Projet de thèse en Droit Privé

Sous la direction de Philippe Briand.

Thèses en préparation à Nantes , dans le cadre de Ecole doctorale Droit, Economie-Gestion, Sociétés, Territoires (Nantes) depuis le 01-11-2004 .


  • Résumé

    La thèse se propose d’examiner la cohésion, ou l’absence de cohésion d’ensemble, des différents droits spéciaux réglementant l’indemnité susceptible d’être allouée à la victime d’une résiliation ou d’un refus de renouvellement d’une convention à durée déterminée, en matières civile et commerciale. Alors que la tendance jurisprudentielle est à la validation croissante des comportements unilatéraux dans le contrat, telle l’admission de la rupture unilatérale pour faute, le législateur a multiplié, en dehors du droit commun, les règles destinées à assurer à certaines catégories de contractants une indemnité de rupture de plein droit dont il conviendra de vérifier à la fois le quantum et les fondements idéologique et juridique. C’est à cette condition que pourra être élaborée une tentative de justification de l’absence d’indemnité similaire dans un certain nombre de conventions pourtant génératrices de dépendance économique, voire de subordination juridique, pour lesquelles la doctrine a parfois pu proposer vainement un régime de protection passant par l’octroi d’une indemnisation automatique.
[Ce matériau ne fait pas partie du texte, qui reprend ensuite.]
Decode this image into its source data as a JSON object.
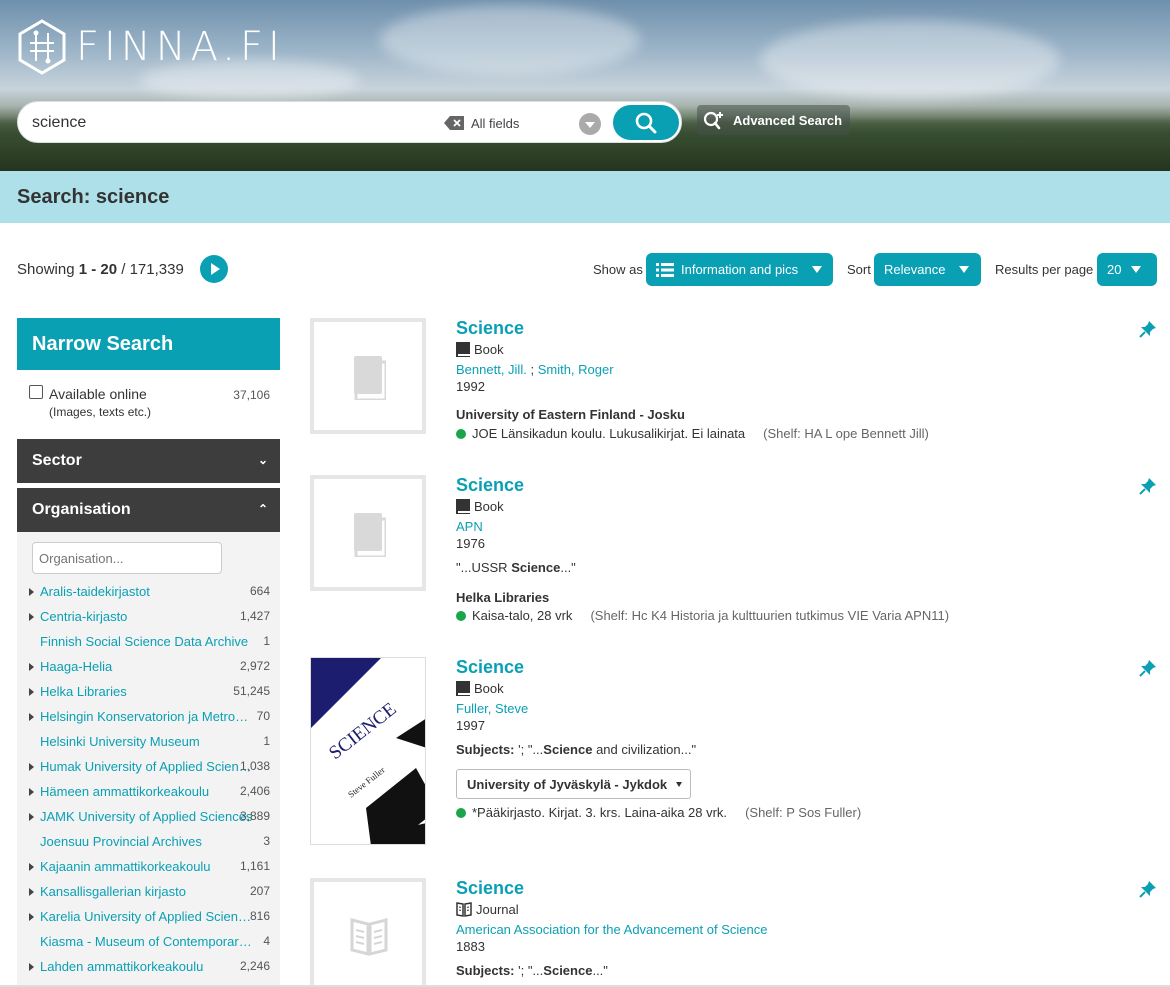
{
  "header": {
    "logo_text": "FINNA.FI",
    "search_value": "science",
    "search_field": "All fields",
    "advanced_label": "Advanced Search"
  },
  "title": "Search: science",
  "toolbar": {
    "showing_prefix": "Showing",
    "range": "1 - 20",
    "separator": "/",
    "total": "171,339",
    "show_as_label": "Show as",
    "show_as_value": "Information and pics",
    "sort_label": "Sort",
    "sort_value": "Relevance",
    "per_page_label": "Results per page",
    "per_page_value": "20"
  },
  "sidebar": {
    "narrow_title": "Narrow Search",
    "available_label": "Available online",
    "available_sub": "(Images, texts etc.)",
    "available_count": "37,106",
    "sector_label": "Sector",
    "organisation_label": "Organisation",
    "org_filter_placeholder": "Organisation...",
    "orgs": [
      {
        "name": "Aralis-taidekirjastot",
        "count": "664",
        "expandable": true
      },
      {
        "name": "Centria-kirjasto",
        "count": "1,427",
        "expandable": true
      },
      {
        "name": "Finnish Social Science Data Archive",
        "count": "1",
        "expandable": false
      },
      {
        "name": "Haaga-Helia",
        "count": "2,972",
        "expandable": true
      },
      {
        "name": "Helka Libraries",
        "count": "51,245",
        "expandable": true
      },
      {
        "name": "Helsingin Konservatorion ja Metropolia",
        "count": "70",
        "expandable": true
      },
      {
        "name": "Helsinki University Museum",
        "count": "1",
        "expandable": false
      },
      {
        "name": "Humak University of Applied Sciences",
        "count": "1,038",
        "expandable": true
      },
      {
        "name": "Hämeen ammattikorkeakoulu",
        "count": "2,406",
        "expandable": true
      },
      {
        "name": "JAMK University of Applied Sciences",
        "count": "3,889",
        "expandable": true
      },
      {
        "name": "Joensuu Provincial Archives",
        "count": "3",
        "expandable": false
      },
      {
        "name": "Kajaanin ammattikorkeakoulu",
        "count": "1,161",
        "expandable": true
      },
      {
        "name": "Kansallisgallerian kirjasto",
        "count": "207",
        "expandable": true
      },
      {
        "name": "Karelia University of Applied Sciences",
        "count": "816",
        "expandable": true
      },
      {
        "name": "Kiasma - Museum of Contemporary Art",
        "count": "4",
        "expandable": false
      },
      {
        "name": "Lahden ammattikorkeakoulu",
        "count": "2,246",
        "expandable": true
      }
    ]
  },
  "results": [
    {
      "title": "Science",
      "format": "Book",
      "author1": "Bennett, Jill.",
      "author_sep": ";",
      "author2": "Smith, Roger",
      "year": "1992",
      "org": "University of Eastern Finland - Josku",
      "location": "JOE Länsikadun koulu. Lukusalikirjat. Ei lainata",
      "shelf": "(Shelf: HA L ope Bennett Jill)"
    },
    {
      "title": "Science",
      "format": "Book",
      "author1": "APN",
      "year": "1976",
      "snippet_pre": "\"...USSR ",
      "snippet_bold": "Science",
      "snippet_post": "...\"",
      "org": "Helka Libraries",
      "location": "Kaisa-talo, 28 vrk",
      "shelf": "(Shelf: Hc K4 Historia ja kulttuurien tutkimus VIE Varia APN11)"
    },
    {
      "title": "Science",
      "format": "Book",
      "author1": "Fuller, Steve",
      "year": "1997",
      "subjects_label": "Subjects:",
      "snippet_pre": " '; \"...",
      "snippet_bold": "Science",
      "snippet_post": " and civilization...\"",
      "org_select": "University of Jyväskylä - Jykdok",
      "location": "*Pääkirjasto. Kirjat. 3. krs. Laina-aika 28 vrk.",
      "shelf": "(Shelf: P Sos Fuller)",
      "cover_title": "SCIENCE",
      "cover_author": "Steve Fuller"
    },
    {
      "title": "Science",
      "format": "Journal",
      "author1": "American Association for the Advancement of Science",
      "year": "1883",
      "subjects_label": "Subjects:",
      "snippet_pre": " '; \"...",
      "snippet_bold": "Science",
      "snippet_post": "...\""
    }
  ],
  "colors": {
    "accent": "#0aa0b4",
    "title_bar": "#ade0e8",
    "facet_dark": "#3d3d3d",
    "available": "#1aa54b"
  }
}
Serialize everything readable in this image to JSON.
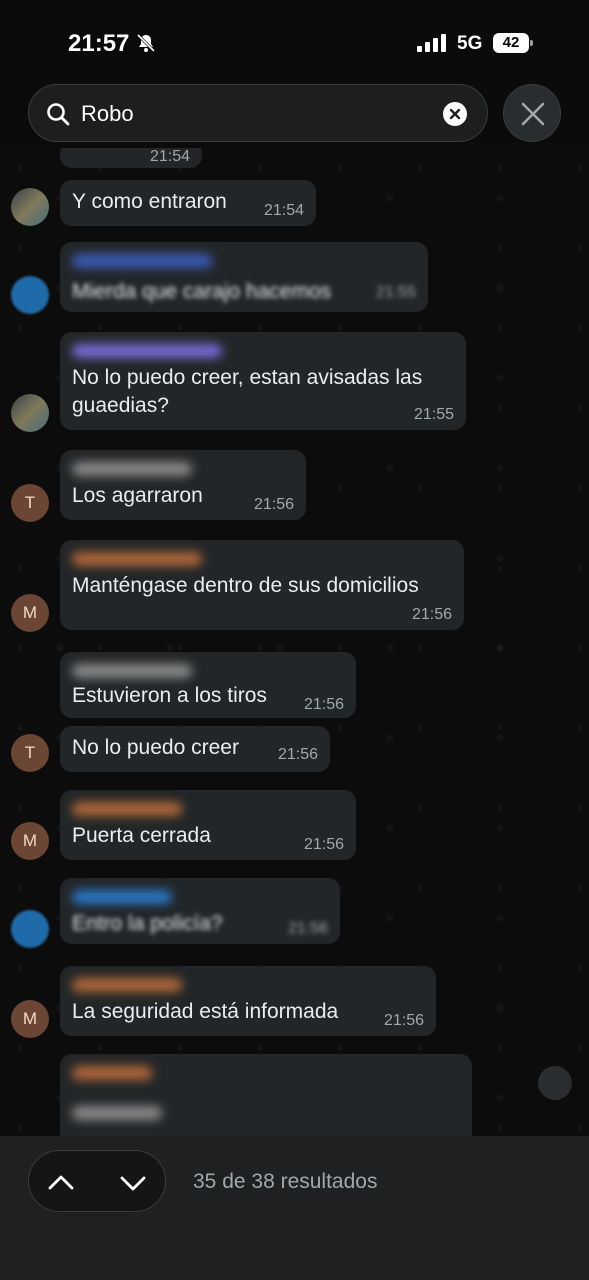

Il sera en conséquence tenu compte du fait que coexiste, près l’indemnité de droit, une allocation financière consécutive à la rupture brutale ou abusive, au sujet de laquelle la question se posera de savoir si elle est adéquate, la réparation du préjudice par indemnisation méritant que soit au moins vérifié le bien-fondé du postulat selon lequel la rupture fautive doit être efficace.